İSTANBUL - KESK İstanbul Kadın Meclisi, İstanbul Valiliğinin "10 yaşından küçük çocuğu olan kadınların idari izinli sayılıp evden çalışabilecekleri"ne ilişkin genelgesine tepki gösterdi.
Kamu Emekçileri Sendikaları Konfederasyonu (KESK) İstanbul Kadın Meclisi, İstanbul Valiliğinin "10 yaşından küçük çocuğu olan kadınların idari izinli sayılıp evden çalışabilecekleri" yönündeki yayınladığı genelgeye tepki gösterdi. Eğitim Sen 3’nolu Şube binasında yapılan açıklama da “Yaşamda eşitlik ebeveynlikte ortak sorumluluk” pankartı asıldı. Açıklamada Diyarbakır’da Eğitim Sen üyelerine yönelik yapılan operasyona tepki gösterilerek gözaltına alınan kamu emekçilerinin serbest bırakılması istendi.

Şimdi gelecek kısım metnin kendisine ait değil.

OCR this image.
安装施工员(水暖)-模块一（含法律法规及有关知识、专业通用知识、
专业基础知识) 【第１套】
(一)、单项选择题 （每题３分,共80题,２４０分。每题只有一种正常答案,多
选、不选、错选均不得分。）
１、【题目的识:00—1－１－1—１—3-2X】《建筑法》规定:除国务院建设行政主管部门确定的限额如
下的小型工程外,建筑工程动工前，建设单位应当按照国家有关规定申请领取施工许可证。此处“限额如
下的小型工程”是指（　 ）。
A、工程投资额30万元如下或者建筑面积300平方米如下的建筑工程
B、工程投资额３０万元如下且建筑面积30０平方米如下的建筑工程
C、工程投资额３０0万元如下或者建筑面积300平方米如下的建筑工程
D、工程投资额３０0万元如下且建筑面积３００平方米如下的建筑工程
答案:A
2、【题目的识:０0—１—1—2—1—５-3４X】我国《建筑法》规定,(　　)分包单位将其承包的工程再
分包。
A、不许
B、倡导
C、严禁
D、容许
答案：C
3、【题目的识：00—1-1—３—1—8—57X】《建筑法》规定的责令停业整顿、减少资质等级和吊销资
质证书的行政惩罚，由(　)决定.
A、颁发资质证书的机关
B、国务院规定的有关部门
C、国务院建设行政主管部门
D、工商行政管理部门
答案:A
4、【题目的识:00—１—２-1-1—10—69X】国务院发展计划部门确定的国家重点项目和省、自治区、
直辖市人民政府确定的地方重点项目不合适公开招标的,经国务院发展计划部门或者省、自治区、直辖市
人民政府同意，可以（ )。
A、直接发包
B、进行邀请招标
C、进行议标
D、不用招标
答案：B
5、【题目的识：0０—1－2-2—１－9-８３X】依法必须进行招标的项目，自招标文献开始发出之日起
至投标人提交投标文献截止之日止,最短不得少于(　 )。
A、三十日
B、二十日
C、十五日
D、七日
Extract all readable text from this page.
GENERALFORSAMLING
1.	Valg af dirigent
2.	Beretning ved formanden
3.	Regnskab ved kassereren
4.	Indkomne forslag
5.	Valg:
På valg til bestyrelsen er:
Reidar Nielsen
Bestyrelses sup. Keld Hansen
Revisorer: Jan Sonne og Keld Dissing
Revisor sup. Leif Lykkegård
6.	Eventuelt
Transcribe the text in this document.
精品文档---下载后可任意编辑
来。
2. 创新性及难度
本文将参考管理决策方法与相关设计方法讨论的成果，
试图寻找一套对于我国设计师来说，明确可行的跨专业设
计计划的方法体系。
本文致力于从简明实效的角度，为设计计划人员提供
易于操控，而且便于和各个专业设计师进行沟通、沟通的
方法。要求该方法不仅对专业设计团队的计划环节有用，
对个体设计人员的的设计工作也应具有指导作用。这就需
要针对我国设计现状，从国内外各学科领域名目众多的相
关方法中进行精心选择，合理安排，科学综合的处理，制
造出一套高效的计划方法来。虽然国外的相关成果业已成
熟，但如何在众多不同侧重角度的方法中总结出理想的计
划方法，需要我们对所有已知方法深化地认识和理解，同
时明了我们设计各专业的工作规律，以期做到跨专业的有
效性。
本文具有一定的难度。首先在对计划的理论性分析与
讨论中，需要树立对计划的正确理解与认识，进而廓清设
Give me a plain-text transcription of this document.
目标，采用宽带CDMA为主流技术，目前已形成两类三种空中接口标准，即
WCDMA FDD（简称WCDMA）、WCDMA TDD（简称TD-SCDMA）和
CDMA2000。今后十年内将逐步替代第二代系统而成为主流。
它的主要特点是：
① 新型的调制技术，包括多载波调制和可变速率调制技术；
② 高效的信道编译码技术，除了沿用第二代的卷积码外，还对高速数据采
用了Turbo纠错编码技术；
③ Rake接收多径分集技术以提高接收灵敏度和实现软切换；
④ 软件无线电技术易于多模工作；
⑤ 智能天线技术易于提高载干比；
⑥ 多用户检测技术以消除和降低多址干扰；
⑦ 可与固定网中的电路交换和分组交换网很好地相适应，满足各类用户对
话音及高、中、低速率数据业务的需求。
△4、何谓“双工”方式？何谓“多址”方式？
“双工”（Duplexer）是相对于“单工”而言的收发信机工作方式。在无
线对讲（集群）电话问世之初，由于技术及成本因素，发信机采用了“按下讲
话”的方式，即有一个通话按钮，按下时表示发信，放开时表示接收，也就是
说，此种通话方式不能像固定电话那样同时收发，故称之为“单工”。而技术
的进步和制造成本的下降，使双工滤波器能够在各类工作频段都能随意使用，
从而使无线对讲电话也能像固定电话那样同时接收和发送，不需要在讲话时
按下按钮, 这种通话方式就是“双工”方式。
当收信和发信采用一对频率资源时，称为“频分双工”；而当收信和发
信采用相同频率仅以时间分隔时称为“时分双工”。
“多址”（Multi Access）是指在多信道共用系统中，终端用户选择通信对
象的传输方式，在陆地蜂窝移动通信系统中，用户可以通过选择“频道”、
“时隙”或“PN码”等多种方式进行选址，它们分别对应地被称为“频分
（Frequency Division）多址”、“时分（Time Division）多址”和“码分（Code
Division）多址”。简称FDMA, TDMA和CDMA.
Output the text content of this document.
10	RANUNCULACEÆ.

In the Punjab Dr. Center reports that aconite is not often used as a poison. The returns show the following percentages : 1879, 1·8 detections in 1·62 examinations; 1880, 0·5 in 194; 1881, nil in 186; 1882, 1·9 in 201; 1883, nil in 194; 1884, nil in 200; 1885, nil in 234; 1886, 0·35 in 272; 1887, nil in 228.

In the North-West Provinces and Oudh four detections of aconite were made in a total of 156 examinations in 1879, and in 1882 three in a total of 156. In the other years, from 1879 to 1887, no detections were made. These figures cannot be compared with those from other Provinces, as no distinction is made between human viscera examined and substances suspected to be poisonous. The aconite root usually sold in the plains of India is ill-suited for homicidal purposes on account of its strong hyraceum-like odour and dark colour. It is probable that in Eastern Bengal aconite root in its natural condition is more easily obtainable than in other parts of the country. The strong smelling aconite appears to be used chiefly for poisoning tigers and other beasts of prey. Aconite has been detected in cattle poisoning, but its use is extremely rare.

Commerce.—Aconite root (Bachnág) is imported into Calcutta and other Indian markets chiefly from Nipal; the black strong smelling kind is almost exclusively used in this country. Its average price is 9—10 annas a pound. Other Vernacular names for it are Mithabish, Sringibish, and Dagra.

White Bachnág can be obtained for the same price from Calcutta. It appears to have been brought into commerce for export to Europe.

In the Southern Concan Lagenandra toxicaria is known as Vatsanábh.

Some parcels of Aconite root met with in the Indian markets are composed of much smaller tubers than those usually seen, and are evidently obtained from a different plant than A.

Basın açıklaması metnini okuyan KESK Haber Sen üyesi Deniz Salmanlı, AKP-MHP hükümeti toplumsal cinsiyet eşitsizliğini meşrulaştıran politikalarını yaşamın her alanında uygulamaya devam ettiğini söyledi.
‘KADIN AİLE İÇİNE HAPSEDİLİYOR’
İstanbul Valiliğinin Koronavirüs (Kovid-19) salgını gerekçe gösterilerek kamu kurumlarına gönderilen yazıda, 10 yaş ve altı çocuğu olan kadın personelin idari izinli sayılarak evden çalışması kararını hatırlatan Salmanlı, “Her geçen gün derinleşen toplumsal cinsiyet eşitsizliği özellikle pandemi süreci ile birlikte gittikçe meşrulaşan bir hal almıştır. AKP-MHP iktidarının aile ve iş yaşamını uyumlaştırma politikaları bu yazıyla düzenlenmeye çalışılmıştır. Bu yazı ev ve çalışma yaşamını bağdaştırma, kadınları kısmi zamanlı, esnek çalışma biçimleriyle ev ve bakım işlerini aksatmadan yürütmesi anlamına gelmektedir. Özünde kadın dostu olduğu izlenimi veren yaklaşım, kadınlar için tek kariyerin annelik olarak görüldüğü anlamına gelmekte ve kadını aile içine hapsetmektedir” diye konuştu.
‘HAYAT HER ALANINDA EŞİT OLMALI’
Kadınların ve erkeklerin toplumsal hayatın her alanında eşit haklarla yer alması için bakım hizmeti yükümlülüklerinin eşitlikçi bir şekilde paylaşılması sorumluluğunun devlette olduğunu vurgulayan Salamanlı, “Bakım hizmetleri, özellikle çocuk bakımı, kamu tarafından sunulması gereken bir hizmet, bir sosyal haktır. Çocuk bakımı hizmetinin kadınların sorumluluğunda görülmeyip kamu tarafından sunulması, kadınların çalışma yaşamı dahil toplumsal hayatın her alanına katılmalarının ve toplumsal cinsiyet eşitliğinin sağlanmasının bir aracıdır. Pandemi sürecinin başladığı günden bu yana kadınların görünmeyen emeğinin daha da görünmez olduğunu, esnek çalışma ile birlikte tüm ev içi sorumluluğun kadınlara yüklendiğini ifade ettik ve ifade etmeye devam ediyoruz” diye belirtti.
‘ASLA VAZ GEÇMEYECEĞİZ’
Kamu emekçisi kadınların çocuk bakımından doğan tüm izin haklarının ebeveyn izni olarak düzenlenmesi gerektiğini ifade eden Salmanlı, şöyle devam etti: “Tüm kamu kurumlarında ücretsiz anadilinde hizmet sunan kreş açılması talebimize kulaklarını tıkayan hükümetin esnek çalışma uygulamaları ile sürdürücü olduğu ve meşrulaştırmaya çalıştığı zihniyeti biliyoruz. Kadınları çalışma yaşamının dışına çıkaran güvencesiz çalışma biçimini yaygınlaştıran çocuk yaşlı bakımı ve ev içi sorumluluğu kadında gören kararlarınızı tanımıyoruz ve kabul etmiyoruz. Dönüşümlü, zorunlu ebeveynlik izni talep ediyoruz. Geçmişten bugüne yürüttüğümüz eşitlik mücadelesinden asla vazgeçmeyeceğiz.”